Dopo averlo aiutato ad infilare la maglia degli Scorpions che usa come pigiama, Brian scosta le coperte dal letto e tra un po’ di contorsioni, sospiri e parolacce, alla fine Bee è steso con il piumino tirato fin sotto il mento.
- Hai i piedi freddi?
Prova a muovere le dita sotto la coperta pesante.
- Un po’.
- Cerca di metterti seduto, adesso dovresti riuscire a muoverti.
È come avere il corpo svuotato delle ossa e degli organi e riempito al loro posto di acido lattico. Benjiamin si tira su a fatica, affondando nel materasso. Brian lo fa spostare e si appoggia i suoi piedi scalzi in grembo, iniziando a strofinare la pelle con le mani per restituirle calore, sussurrando ogni tanto delle sillabe che non afferra, ma che riversano nel suo corpo ondate di tepore. Ma forse è la tachicardia che gli scuote le costole a far tornare la circolazione.

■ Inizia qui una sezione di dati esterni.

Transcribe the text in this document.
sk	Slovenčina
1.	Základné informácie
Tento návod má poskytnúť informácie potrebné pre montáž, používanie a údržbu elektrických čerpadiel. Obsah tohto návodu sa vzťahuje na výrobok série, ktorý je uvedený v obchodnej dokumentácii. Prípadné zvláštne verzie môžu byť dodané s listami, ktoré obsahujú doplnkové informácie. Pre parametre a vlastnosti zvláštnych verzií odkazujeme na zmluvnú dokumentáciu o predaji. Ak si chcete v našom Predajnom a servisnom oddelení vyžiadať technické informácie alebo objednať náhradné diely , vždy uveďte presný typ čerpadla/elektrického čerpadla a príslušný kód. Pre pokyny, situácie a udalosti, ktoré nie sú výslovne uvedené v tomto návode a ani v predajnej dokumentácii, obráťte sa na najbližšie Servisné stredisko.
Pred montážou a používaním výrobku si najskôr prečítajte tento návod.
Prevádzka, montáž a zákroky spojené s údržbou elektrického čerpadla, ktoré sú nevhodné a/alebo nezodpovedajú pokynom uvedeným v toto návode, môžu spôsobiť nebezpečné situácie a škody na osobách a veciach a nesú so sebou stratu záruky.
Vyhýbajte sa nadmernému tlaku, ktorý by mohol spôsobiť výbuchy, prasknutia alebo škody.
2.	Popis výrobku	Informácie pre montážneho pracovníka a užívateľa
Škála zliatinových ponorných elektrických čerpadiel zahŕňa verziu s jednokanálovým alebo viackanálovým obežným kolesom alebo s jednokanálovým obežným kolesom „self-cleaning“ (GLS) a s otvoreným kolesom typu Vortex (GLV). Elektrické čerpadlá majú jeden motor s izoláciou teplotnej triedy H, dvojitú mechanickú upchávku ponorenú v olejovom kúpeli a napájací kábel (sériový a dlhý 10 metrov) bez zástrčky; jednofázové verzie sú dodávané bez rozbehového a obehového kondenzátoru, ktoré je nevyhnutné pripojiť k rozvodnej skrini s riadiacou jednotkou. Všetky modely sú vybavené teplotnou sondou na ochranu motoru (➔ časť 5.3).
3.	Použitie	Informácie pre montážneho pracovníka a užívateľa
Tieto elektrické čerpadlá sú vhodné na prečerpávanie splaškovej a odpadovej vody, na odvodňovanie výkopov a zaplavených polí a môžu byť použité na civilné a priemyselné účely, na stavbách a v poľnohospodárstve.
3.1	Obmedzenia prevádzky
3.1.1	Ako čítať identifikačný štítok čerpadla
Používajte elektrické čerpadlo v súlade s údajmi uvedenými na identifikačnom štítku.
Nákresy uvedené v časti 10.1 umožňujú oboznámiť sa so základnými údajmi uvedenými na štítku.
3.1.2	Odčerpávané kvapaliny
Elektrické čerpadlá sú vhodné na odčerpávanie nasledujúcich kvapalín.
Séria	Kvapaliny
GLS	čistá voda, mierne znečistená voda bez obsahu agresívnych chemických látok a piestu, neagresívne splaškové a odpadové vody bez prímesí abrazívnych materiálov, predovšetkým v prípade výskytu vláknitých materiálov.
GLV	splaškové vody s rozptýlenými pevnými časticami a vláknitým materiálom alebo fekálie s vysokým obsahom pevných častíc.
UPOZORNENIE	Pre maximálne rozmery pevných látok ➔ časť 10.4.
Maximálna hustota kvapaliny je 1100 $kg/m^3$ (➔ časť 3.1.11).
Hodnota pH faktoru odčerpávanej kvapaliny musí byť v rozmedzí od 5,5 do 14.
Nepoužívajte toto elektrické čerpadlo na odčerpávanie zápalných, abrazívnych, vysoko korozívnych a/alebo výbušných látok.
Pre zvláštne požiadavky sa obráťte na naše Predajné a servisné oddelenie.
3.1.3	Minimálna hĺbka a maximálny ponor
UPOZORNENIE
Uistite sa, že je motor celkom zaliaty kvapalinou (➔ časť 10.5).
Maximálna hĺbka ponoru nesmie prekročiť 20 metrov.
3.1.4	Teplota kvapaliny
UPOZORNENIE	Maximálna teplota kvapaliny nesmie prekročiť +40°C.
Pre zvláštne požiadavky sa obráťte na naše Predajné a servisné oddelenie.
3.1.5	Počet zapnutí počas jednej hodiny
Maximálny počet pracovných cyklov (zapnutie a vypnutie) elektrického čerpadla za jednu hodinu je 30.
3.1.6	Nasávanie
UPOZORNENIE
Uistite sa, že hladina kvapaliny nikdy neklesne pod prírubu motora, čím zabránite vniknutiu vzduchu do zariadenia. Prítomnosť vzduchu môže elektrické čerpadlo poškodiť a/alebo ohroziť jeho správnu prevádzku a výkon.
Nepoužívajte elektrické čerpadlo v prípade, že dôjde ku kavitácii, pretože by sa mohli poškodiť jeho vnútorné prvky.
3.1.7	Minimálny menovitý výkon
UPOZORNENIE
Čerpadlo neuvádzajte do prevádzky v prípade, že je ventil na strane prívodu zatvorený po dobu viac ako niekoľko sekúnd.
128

- Va meglio adesso, grazie.
In silenzio Brian rimette tutto a posto, raccoglie i vestiti dal pavimento per impilarli su una sedia e si allunga a spegnere la luce, prima di sedersi sul bordo del letto, rivolto verso la finestra.
- Chiudo le tende?
- No. Perché?
- Boh. – scuote le spalle. – Magari ti dava fastidio la luce.
Benjiamin annega in secondi di angoscia, temendo che si sia di nuovo allontanato, che quel momento in cui erano davvero troppo vicini sia già scaduto. Gli fa male da morire, anche se non capisce dove metta radici, tutto il baratro attraverso cui il male si propaga. Non sapeva di averlo in corpo, uno spazio così grande, un buco nero. Lo passa da parte a parte, inzuppando il cuscino di putredine organica.
Ma che diavolo gli prende?
Deve solo sforzarsi di dire qualcosa che lo tenga vicino.
- Tu non torni a casa? Saranno preoccupati. – deficiente. Per qualche motivo però funziona, perché Brian torna a guardarlo con un lieve sorriso sulle labbra.
- Direi di sì. Ma ho già detto a Sun che sarei tornato molto tardi, o non sarei tornato affatto. Ho pensato… - si interrompe, alzando torvo un sopracciglio. – che avresti voluto delle spiegazioni.
Beh, spiegazioni un po’ migliori di quelle che ho provato a darti oggi.
Ridono. Ridono con i muscoli di Bee che tirano dolorosamente, e Brian che si chiede quanto sono andati vicini a farsi ammazzare, poco fa.
- Non so se ho ancora voglia di spiegazioni, per oggi mi basta così.
- Neanche la storia della buonanotte? – insiste Bri, di nuovo inspiegabilmente allegro.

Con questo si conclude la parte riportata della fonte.